I’ve implemented a version of the Verifier class in many test scripts, so +1 to its inclusion. I’ve never needed something like your IsInstance, however.
pytest wants to display LHS and RHS and highlight their diff on failure of assert A == B, where a custom repr may help, but I don’t think that applies when using mock.assert_called_with.
import unittest
from unittest.mock import MagicMock
class Test(unittest.TestCase):
def runTest(self):
mock = MagicMock()
mock.func(1)
mock.func.assert_called_once()
self.assertIsInstance(mock.func.call_args[0][0], int)
self.assertTrue(mock.func.call_args[0][0] < 10)
While the proposal does simplify the existing approach, I wonder if the IsInstance test on a call argument is special or used often enough to justify it as a dedicated helper class. It seems to me that we should offer either a dedicated helper class for every equivalent assert* method, or just a Verifier helper class to minimize the burden of support with just a generalized class.
I could definitely see a world where we just add Verifier which makes it easy to use isinstance() via a lambda or similar to get the same behavior without needing IsInstance.
For me it winds up being when I have a type that doesn’t define __eq__().
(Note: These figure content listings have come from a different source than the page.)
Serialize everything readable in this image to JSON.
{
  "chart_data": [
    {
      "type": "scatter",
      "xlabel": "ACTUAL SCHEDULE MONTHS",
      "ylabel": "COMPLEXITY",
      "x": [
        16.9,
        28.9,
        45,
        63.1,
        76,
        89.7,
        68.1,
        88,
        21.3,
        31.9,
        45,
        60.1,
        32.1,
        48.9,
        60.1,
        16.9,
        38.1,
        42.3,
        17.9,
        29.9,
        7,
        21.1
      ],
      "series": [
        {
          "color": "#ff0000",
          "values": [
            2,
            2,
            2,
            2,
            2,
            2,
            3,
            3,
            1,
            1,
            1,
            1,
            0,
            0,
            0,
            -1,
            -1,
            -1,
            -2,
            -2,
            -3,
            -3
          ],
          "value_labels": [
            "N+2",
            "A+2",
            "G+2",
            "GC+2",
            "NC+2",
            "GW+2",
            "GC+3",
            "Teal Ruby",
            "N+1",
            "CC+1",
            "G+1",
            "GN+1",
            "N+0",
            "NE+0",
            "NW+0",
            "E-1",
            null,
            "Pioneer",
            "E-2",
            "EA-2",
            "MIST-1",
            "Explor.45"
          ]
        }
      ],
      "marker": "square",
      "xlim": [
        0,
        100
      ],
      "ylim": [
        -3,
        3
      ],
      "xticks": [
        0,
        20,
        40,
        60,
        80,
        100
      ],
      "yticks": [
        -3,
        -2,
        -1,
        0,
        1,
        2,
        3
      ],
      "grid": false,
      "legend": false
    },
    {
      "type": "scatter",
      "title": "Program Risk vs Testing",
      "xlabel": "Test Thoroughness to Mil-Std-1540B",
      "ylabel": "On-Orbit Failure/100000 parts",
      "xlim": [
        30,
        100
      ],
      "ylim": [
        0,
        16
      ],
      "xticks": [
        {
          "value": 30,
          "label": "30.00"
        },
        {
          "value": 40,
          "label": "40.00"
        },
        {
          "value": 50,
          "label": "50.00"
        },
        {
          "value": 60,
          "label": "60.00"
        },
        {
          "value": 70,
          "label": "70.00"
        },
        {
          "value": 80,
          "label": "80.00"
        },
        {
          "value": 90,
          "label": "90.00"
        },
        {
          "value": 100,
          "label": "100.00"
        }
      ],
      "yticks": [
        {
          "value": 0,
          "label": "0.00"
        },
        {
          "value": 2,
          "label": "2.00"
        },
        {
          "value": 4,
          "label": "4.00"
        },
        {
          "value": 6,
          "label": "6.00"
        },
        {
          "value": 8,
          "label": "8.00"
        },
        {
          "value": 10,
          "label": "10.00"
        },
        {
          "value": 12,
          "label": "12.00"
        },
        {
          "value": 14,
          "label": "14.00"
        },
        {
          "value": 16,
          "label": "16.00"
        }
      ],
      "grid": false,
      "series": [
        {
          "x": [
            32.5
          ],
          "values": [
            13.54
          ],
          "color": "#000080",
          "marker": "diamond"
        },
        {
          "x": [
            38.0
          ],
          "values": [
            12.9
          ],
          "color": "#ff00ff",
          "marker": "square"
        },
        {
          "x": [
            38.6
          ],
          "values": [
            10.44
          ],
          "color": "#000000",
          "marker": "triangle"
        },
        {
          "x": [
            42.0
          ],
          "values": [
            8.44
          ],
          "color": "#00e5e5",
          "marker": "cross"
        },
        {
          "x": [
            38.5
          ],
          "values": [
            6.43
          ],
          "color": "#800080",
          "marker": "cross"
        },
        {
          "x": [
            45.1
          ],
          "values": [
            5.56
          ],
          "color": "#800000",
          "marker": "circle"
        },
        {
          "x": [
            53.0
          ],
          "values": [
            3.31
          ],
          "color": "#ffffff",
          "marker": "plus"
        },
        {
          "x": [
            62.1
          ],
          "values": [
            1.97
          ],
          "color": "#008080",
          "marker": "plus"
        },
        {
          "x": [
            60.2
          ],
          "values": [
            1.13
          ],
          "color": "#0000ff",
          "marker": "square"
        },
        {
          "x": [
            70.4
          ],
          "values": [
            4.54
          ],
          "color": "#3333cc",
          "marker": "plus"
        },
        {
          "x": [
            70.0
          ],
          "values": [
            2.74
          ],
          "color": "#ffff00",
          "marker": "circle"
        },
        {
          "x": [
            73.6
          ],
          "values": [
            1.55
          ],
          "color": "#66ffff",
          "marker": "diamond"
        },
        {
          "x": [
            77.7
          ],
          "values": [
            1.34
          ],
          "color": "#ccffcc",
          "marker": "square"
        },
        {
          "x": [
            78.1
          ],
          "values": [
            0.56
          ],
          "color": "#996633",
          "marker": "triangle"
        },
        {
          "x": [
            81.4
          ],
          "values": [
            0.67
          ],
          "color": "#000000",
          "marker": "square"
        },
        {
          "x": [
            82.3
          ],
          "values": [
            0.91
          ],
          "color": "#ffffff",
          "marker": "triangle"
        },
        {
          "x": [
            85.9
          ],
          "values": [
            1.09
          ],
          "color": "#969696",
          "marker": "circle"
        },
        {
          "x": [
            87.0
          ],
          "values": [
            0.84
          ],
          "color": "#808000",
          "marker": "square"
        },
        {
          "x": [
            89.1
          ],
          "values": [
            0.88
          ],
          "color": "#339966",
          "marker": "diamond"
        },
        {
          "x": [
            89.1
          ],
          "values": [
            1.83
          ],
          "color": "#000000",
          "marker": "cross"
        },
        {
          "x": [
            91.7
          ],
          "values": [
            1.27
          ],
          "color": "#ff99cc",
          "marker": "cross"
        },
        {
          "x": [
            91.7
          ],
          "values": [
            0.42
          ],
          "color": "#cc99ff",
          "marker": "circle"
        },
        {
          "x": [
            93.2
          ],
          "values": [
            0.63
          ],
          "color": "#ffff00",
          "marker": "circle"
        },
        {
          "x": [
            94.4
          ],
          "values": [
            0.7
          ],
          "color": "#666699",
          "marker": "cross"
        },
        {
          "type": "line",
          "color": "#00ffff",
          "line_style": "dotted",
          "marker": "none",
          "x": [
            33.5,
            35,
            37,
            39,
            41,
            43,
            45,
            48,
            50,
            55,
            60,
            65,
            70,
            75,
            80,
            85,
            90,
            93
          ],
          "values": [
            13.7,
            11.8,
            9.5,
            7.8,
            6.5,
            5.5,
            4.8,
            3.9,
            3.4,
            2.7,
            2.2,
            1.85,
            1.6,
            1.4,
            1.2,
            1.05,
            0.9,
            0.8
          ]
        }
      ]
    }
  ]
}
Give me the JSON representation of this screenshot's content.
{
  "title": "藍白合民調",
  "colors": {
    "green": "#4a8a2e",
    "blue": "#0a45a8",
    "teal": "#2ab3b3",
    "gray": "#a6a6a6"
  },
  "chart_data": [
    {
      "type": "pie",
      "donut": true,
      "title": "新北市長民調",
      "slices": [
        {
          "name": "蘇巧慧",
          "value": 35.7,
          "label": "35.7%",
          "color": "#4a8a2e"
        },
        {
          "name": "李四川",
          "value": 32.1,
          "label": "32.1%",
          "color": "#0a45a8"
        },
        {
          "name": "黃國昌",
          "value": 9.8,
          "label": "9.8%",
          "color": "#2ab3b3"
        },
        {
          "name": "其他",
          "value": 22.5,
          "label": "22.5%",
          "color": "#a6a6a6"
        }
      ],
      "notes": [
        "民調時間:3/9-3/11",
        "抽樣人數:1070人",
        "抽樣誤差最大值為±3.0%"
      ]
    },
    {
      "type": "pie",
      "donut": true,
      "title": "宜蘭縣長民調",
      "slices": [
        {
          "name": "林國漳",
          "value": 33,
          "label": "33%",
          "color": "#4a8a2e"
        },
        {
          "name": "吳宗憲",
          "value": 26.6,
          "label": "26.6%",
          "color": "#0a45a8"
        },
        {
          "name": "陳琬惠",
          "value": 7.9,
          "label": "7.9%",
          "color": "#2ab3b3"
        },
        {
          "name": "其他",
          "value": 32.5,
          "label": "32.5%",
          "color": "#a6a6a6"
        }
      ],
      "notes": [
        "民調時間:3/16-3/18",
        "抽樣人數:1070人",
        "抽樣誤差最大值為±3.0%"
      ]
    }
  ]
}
Previously I wind up using ANY or manually going through mock_calls then args/kwargs to find and check the specific argument I’m couldn’t easily check.
For me I would use IsInstance for cases where I just want to be sure the right type was passed (and not something like None). I would use Verifier for slightly more complex cases, probably alongside a lambda to verify short things like: “The arg was smaller than 5”.
I’ve also made a number of one off Verifier-like classes when the type does have __eq__(), but I only care about some of the values or a value might be hard to control. For example: an integration test where the database is automatically setting a created_at field. Most of the time I want to confirm that all the fields of the dataclass have the correct value, but am less interested in the exact value of the one datatime instance.
These both fail against types that already know how to compare themselves against arbitrary types, preventing IsInstance.__eq__ or Verifier.__eq__ from being called at all.
Do you have an example? These follow very similar logic to ANY in unittest.mock today. I thought it does comparisons with the thing in the assert call on the correct side so it’s __eq__ gets called.
No I think when I ran my test, I was careless about what got passed to mock.func and IsInstance, and interpreted the expected error as a false positive.
I think dirty_equals.IsInstance is exactly your proposed IsInstance class, while dirty_equals.FunctionCheck is exactly your proposed Verifier class, so the usage with mock.assert_called_once_with would be the same as that of your proposal.
Oh wow you’re right. I can definitely use this where needed. I think there could be value in something like this being an included battery, but this library works well for me.